Note that Adobe made an attempt at compressing the whole file contents in its latest revisions of the format, but that resulted in backward incompatible files as we now have two different file formats for PDF.
Structure of an XPS File
An XPS file is made of a sequence of objects identified by URIs (Uniform Resource Identifiers.) The URI can be of the format /images/image1.jpg. The objects are stored in a regular ZIP file where all the object descriptions and object contents are compressed. The objects in a ZIP files are not indexed, which makes access to an object much slower than in the case of PDF.
The content of a page is made of objects described in XML format rather than drawing instructions. Here's an example of a page description and contents in XPS:
<FixedPage Width="816" Height="1056"
xmlns="http://schemas.microsoft.com/xps/2005/06"
xml:lang="und">
<Glyphs Fill="#ff000000"
FontUri="/Documents/1/Resources/Fonts/71271D1B84C9.o
dttf" FontRenderingEmSize="15.9697"
StyleSimulations="None" OriginX="120"
OriginY="110.4"
Indices="43;72;79,27;79,29;82;3;58;82;85;79;71;3"
UnicodeString="Hello World " />
</FixedPage>
Text here is an object that has various attributes and can be easily processed. The same thing applies to vector graphics and images.
This XML-based format was designed to be easily extensible by simply adding attributes or objects to the schema.

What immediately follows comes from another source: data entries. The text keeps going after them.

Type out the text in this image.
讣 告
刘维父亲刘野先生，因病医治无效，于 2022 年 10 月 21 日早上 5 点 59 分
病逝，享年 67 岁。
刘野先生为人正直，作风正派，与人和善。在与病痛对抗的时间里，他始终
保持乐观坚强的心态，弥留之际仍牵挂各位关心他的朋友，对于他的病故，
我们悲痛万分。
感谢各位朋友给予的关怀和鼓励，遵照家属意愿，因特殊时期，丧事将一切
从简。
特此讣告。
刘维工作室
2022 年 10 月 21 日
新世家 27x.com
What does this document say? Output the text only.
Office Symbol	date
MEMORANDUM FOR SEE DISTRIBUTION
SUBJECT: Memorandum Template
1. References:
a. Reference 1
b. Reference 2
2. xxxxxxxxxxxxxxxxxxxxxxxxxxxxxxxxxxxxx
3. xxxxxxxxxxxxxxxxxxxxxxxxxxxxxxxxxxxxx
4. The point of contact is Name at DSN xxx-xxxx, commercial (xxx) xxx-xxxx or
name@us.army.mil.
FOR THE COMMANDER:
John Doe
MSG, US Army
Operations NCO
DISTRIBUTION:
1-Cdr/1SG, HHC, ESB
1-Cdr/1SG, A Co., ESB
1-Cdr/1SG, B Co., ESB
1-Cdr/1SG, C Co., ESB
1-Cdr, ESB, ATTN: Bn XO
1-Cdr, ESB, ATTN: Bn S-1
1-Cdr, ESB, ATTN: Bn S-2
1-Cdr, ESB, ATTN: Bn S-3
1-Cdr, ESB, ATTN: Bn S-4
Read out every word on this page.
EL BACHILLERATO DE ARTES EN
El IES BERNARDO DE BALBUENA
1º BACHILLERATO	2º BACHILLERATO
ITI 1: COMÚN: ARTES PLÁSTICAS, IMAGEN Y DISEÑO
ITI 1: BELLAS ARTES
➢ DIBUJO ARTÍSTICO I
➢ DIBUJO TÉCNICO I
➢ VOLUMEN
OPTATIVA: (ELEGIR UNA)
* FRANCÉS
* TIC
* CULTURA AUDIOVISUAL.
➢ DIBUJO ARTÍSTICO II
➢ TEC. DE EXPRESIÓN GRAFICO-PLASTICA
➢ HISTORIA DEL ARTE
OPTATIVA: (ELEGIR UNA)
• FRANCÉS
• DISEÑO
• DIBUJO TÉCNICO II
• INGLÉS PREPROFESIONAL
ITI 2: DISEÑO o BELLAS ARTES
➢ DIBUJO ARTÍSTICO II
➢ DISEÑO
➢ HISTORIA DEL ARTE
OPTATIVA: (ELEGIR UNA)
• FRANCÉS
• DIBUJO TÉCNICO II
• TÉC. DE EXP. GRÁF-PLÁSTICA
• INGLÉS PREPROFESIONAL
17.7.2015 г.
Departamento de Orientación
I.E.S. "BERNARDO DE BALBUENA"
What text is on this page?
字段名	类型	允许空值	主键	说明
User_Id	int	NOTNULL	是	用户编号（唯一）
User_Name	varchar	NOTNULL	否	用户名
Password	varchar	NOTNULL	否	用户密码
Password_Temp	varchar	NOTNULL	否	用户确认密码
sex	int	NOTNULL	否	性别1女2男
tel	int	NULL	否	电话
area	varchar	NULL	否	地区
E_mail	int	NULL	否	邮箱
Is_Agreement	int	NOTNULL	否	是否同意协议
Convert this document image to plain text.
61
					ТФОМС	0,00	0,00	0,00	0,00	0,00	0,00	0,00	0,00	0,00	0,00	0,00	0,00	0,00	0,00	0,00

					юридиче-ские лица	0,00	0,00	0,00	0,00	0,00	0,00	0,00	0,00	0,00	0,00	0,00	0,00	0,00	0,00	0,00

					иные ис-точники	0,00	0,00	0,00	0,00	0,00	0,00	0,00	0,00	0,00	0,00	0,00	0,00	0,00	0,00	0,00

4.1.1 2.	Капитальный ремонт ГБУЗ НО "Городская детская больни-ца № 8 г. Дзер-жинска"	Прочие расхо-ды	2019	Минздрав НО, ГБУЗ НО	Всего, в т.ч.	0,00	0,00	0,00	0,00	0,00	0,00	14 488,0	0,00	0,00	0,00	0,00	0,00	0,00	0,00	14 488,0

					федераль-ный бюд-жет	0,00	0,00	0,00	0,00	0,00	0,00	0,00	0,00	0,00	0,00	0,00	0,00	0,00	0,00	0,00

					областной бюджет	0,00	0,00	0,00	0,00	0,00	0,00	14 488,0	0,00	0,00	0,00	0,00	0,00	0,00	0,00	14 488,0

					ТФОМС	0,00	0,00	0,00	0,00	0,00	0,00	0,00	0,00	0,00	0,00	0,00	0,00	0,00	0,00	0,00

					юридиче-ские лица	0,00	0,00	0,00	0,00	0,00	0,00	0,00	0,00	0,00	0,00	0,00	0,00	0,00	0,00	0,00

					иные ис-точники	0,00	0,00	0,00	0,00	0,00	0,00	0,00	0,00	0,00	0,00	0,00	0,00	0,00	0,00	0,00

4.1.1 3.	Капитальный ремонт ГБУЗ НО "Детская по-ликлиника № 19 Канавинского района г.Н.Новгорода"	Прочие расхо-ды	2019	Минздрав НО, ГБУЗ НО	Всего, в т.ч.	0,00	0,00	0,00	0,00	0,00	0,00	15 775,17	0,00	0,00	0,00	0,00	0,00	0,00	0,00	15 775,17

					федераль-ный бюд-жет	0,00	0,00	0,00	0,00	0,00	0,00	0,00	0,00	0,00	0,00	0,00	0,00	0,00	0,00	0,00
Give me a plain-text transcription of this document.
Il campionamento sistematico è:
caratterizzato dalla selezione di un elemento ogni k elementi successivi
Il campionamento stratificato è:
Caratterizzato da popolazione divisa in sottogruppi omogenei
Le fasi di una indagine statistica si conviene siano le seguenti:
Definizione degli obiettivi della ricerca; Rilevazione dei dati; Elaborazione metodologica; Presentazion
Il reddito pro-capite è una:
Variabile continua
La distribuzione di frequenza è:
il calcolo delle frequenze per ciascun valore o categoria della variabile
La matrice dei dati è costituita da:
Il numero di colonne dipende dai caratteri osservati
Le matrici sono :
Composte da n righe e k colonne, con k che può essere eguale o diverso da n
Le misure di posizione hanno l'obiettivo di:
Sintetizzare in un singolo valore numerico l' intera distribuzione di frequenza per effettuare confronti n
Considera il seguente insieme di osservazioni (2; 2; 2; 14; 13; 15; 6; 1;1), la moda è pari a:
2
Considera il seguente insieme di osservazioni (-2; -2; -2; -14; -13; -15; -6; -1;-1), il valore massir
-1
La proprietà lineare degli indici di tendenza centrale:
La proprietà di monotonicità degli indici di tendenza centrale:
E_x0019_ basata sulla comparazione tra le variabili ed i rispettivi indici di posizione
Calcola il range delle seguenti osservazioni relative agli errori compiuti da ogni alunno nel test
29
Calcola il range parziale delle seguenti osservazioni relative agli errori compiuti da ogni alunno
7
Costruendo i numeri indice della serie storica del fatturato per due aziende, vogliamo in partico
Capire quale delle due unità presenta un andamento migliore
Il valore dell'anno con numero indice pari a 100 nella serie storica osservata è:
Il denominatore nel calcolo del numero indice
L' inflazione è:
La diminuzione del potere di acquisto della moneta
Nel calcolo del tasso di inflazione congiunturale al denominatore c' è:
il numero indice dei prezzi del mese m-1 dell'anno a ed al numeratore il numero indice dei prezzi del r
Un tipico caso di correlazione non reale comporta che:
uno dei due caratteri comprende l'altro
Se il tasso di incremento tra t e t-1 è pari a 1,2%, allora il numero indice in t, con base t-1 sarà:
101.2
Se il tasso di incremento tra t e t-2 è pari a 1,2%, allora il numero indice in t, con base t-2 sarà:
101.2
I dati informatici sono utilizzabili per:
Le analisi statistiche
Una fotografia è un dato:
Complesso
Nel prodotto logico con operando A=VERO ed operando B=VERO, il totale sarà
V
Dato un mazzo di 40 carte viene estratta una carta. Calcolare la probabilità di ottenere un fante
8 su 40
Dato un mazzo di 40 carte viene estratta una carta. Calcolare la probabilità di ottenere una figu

The main inconveniences of this format are:
- Once decompressed, the page content tends to be quite large.
- Processing page content can be much slower than PDF especially in printers that have more limited resources than PCs.
- Loading a complete document or searching for text within a document tends to be much slower than PDF.
Packaging XPS documents as a ZIP file makes the manipulation of XPS files much easier:
- Images and fonts are stored in their original format without the need for the extra processing that is required by PDF.
- The XML parts can be easily edited even with a simple text editor.
- One can easily add items to the ZIP package or replace some items. For example, one can substitute an image with another by simply opening the ZIP package with standard tools. Note that this facility can be seen as a disadvantage or a security threat for some applications.